Меня только что не трясло. В дальнейшем я по-прежнему владел своим организмом при любых душевных передрягах — он проявлял себя самое большее сердитым вздохом, реже — зубовным скрежетом или коротким ударом кулака по столу. Сейчас у меня дрожали даже ноги. Я подтянул к зеркалу стул, сел. И продолжал рассматривать себя. Но эта маленькая, уже готовая к запуску ракета перевернула все мое нутро. Теперь я знал, я понял: новое поглощает старое.

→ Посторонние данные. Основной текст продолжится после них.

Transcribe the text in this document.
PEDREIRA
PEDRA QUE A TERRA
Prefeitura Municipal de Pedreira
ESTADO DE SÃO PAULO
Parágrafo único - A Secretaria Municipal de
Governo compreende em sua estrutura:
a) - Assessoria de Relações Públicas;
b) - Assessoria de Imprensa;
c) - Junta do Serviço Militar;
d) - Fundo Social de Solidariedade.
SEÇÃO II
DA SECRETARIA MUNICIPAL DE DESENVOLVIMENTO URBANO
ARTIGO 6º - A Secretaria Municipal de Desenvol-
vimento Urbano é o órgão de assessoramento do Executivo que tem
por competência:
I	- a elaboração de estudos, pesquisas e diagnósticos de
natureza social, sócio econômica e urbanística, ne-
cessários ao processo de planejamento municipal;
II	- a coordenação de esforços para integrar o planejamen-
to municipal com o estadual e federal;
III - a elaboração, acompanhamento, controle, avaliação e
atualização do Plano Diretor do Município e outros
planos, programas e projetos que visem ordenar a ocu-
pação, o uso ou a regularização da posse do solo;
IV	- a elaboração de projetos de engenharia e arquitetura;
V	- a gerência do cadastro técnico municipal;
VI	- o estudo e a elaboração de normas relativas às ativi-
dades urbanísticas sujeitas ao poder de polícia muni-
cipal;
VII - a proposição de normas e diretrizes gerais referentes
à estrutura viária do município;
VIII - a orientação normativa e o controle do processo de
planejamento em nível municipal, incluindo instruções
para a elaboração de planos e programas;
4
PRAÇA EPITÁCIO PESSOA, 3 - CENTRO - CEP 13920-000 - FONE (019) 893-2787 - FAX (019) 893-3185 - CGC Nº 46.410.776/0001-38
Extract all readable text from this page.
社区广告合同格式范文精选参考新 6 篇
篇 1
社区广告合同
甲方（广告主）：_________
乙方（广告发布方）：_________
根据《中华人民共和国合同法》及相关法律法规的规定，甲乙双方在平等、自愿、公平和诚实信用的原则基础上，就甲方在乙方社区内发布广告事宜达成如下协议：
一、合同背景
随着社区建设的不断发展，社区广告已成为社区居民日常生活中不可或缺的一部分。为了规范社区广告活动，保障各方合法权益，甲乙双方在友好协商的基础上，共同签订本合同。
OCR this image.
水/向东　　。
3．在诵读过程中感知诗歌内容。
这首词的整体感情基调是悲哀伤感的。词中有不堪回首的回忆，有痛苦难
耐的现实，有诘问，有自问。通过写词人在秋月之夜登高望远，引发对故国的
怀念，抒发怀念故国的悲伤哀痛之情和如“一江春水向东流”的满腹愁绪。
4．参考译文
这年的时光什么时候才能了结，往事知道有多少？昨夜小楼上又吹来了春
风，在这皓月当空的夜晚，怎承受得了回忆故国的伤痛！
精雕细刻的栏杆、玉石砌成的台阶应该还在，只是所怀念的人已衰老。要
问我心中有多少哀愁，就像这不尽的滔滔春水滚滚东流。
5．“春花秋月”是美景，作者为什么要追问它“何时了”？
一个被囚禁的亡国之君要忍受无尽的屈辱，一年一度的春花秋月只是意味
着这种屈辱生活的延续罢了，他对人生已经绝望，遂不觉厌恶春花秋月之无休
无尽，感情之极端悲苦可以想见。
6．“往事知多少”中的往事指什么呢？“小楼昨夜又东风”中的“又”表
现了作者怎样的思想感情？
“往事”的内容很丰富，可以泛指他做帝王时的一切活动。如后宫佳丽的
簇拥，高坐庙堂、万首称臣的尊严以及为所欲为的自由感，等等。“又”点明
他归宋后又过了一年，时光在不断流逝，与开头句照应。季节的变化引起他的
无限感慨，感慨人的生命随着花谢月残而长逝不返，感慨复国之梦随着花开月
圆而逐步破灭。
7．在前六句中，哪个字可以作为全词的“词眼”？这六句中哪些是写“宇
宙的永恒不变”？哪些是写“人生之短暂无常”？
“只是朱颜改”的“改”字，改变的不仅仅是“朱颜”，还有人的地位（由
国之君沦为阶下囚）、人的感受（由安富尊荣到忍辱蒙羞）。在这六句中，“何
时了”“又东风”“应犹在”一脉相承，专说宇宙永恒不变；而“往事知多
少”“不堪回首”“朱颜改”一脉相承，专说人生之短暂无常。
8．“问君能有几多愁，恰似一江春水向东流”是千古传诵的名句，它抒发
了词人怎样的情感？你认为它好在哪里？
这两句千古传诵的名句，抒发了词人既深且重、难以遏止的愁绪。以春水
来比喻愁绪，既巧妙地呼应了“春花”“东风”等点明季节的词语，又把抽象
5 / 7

Мне конец. Эта минута меня так всего перевернула, что в тот вечер я даже не вышел из дому: оказаться среди людей было бы просто непереносимо.

Надеюсь, что час моей действительной смерти я встречу с большим спокойствием. Правда, к тому времени я буду много старше.

Удар судьбы лишил меня даже обычного чувства юмора. Я серьезно отнесся к себе, а следовательно, и к окружающему миру. На счастье, вошла моя домоправительница Жофи и спросила, не приготовить ли ужин, коль уж я так засиделся дома.

— Ну как же, — ответил я невразумительно.

— Значит, приготовить?

— Не нужно. Скажите, Жофи, сколько вы на мне зарабатываете? На каждой моей трапезе?

— О чем это вы?

— Ну, хоть так, приблизительно… В среднем?

— Не пойму я вас, молодой барин.

Она все еще так меня величала, даром что голова моя давно уж белым-бела.

— Я спрашиваю, сколько вы крадете у меня в среднем на каждой еде? — выговорил я, не запнувшись. — Или вам помесячно сподручнее?

Я без смеха смотрел на хватающий воздух рот и протестующе вскинутые трясущиеся руки Жофи; впрочем, мне вообще было не до смеха, что правда, то правда.

— Сколько денег вы уже припрятали от меня в сберегательной кассе? — спросил я, глядя ей прямо в глаза: наполнятся же они, наконец, слезами!

Но в тот вечер мне решительно ничего не удавалось. Старуха медленно опустила вскинувшиеся было руки, неожиданно рассмеялась густым, хриплым смехом и всем своим грузным телом двинулась ко мне, шаркая ногами. Обошла меня сзади и вдруг поцеловала в затылок.

— Дурная это шутка, молодой барин, право, — сказала она, — вам уж и не по возрасту. Кабы не знала вас невесть с каких времен… Чем надо мною шутки шутить, лучше бы воспитанием негодника этого занялись…

— Что там опять с ним неладно?

— А… и сказать-то совестно.

— Ну?

— Да кто ж, как не он, юбку нынче задрал девчушке той, что ваши рубашки приносила из прачечной? В дом больше не впущу паршивку этакую.

— Что ж ее не впускать? — сказал я. — Пускайте, пусть мальчик учится.

— Другому чему пусть учится, негодник.

— Жофи, — сказал я, — вы по вечерам, как уложите мальчика, не замечали, что творится там, под одеялом его?

Жофи молчала.

— Позвольте, молодой барин, я по своим делам пойду, — сказала она немного погодя, покраснев всем своим старым, морщинистым лицом. — Со мной вы уж не безобразничайте!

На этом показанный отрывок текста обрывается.